(Nonfiction, 2024)
By James P. Johnson
When he wasn’t in a cubicle writing marketing emails and promotional materials, Patrick Hutchinson would indulge in a pipe dream. His friends and acquaintances were getting married, buying a house, starting families. On social media, people were doing interesting, exciting things. His free time, spent on a worn, dog-fur-covered couch next to a perennial pile of laundry, staring at his phone, was a constant reminder that his rut was getting deeper and harder to escape. Enchanted by the idea of having a rustic place in the woods, he often went on Craigslist and looked at cabins even though he was nowhere near affording one.
A tiny, 120-square-foot cabin in the Cascade foothills, three hours from his place in Seattle, intrigued him. After the owner said there were other interested parties, he borrowed money from his mother and paid the full $7,500 asking price. Habitable, but in need of repair, built partly with reused materials on a small lot, it had no electricity, water, bathroom or cell service. Anything dropped on the floor would roll away because it was not level.

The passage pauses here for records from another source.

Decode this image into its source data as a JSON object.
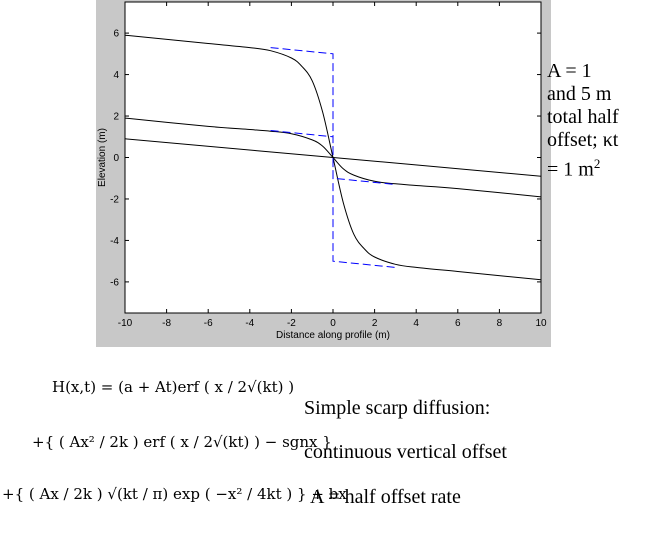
{
  "chart_data": {
    "type": "line",
    "xlabel": "Distance along profile (m)",
    "ylabel": "Elevation (m)",
    "xlim": [
      -10,
      10
    ],
    "ylim": [
      -7.5,
      7.5
    ],
    "x_ticks": [
      "-10",
      "-8",
      "-6",
      "-4",
      "-2",
      "0",
      "2",
      "4",
      "6",
      "8",
      "10"
    ],
    "y_ticks": [
      "6",
      "4",
      "2",
      "0",
      "-2",
      "-4",
      "-6"
    ],
    "grid": false,
    "series": [
      {
        "style": "solid",
        "color": "#000000",
        "x": [
          -10,
          0,
          10
        ],
        "y": [
          0.9,
          0,
          -0.9
        ]
      },
      {
        "style": "solid",
        "color": "#000000",
        "x": [
          -10,
          -6,
          -4,
          -3,
          -2,
          -1,
          -0.5,
          0,
          0.5,
          1,
          2,
          3,
          4,
          6,
          10
        ],
        "y": [
          1.9,
          1.5,
          1.35,
          1.27,
          1.15,
          0.85,
          0.55,
          0,
          -0.55,
          -0.85,
          -1.15,
          -1.27,
          -1.35,
          -1.5,
          -1.9
        ]
      },
      {
        "style": "solid",
        "color": "#000000",
        "x": [
          -10,
          -6,
          -4,
          -3,
          -2,
          -1.5,
          -1,
          -0.5,
          0,
          0.5,
          1,
          1.5,
          2,
          3,
          4,
          6,
          10
        ],
        "y": [
          5.9,
          5.5,
          5.3,
          5.15,
          4.8,
          4.4,
          3.7,
          2.2,
          0,
          -2.2,
          -3.7,
          -4.4,
          -4.8,
          -5.15,
          -5.3,
          -5.5,
          -5.9
        ]
      },
      {
        "style": "dashed",
        "color": "#0000ff",
        "x": [
          -3,
          0,
          0,
          0,
          0,
          3
        ],
        "y": [
          1.3,
          1,
          0,
          0,
          -1,
          -1.3
        ]
      },
      {
        "style": "dashed",
        "color": "#0000ff",
        "x": [
          -3,
          0,
          0,
          3
        ],
        "y": [
          5.3,
          5,
          -5,
          -5.3
        ]
      }
    ]
  },
  "side_note": {
    "lines": [
      "A = 1",
      "and 5 m",
      "total half",
      "offset; κt",
      "= 1 m"
    ],
    "superscript": "2"
  },
  "descriptions": {
    "line1": "Simple scarp diffusion:",
    "line2": "continuous vertical offset",
    "line3": "A = half offset rate"
  },
  "equation": {
    "line1": "H(x,t) = (a + At)erf ( x / 2√(kt) )",
    "line2": "+{ ( Ax² / 2k ) erf ( x / 2√(kt) ) − sgnx }",
    "line3": "+{ ( Ax / 2k ) √(kt / π)   exp ( −x² / 4kt ) } + bx"
  }
}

But weekends at his new place were fulfilling and brought him back to life. He invited friends, and, between barbecues and conversations over beer, they undertook projects to make the cabin comfortable. It was a learn-as-you-go endeavor—lacking not just carpentry skills, Hutchinson and his millennial friends had to learn about tools too.
A book about buying and fixing a cabin isn’t a plot that sparks intrigue and fascination. Yet Hutchinson makes work-project issues, neighborhood characters and other situations interesting. I didn’t laugh loudly, but his generous application of humor made me chuckle and giggle more often than any book I’ve read in a long time. Reading it gave me a lift too.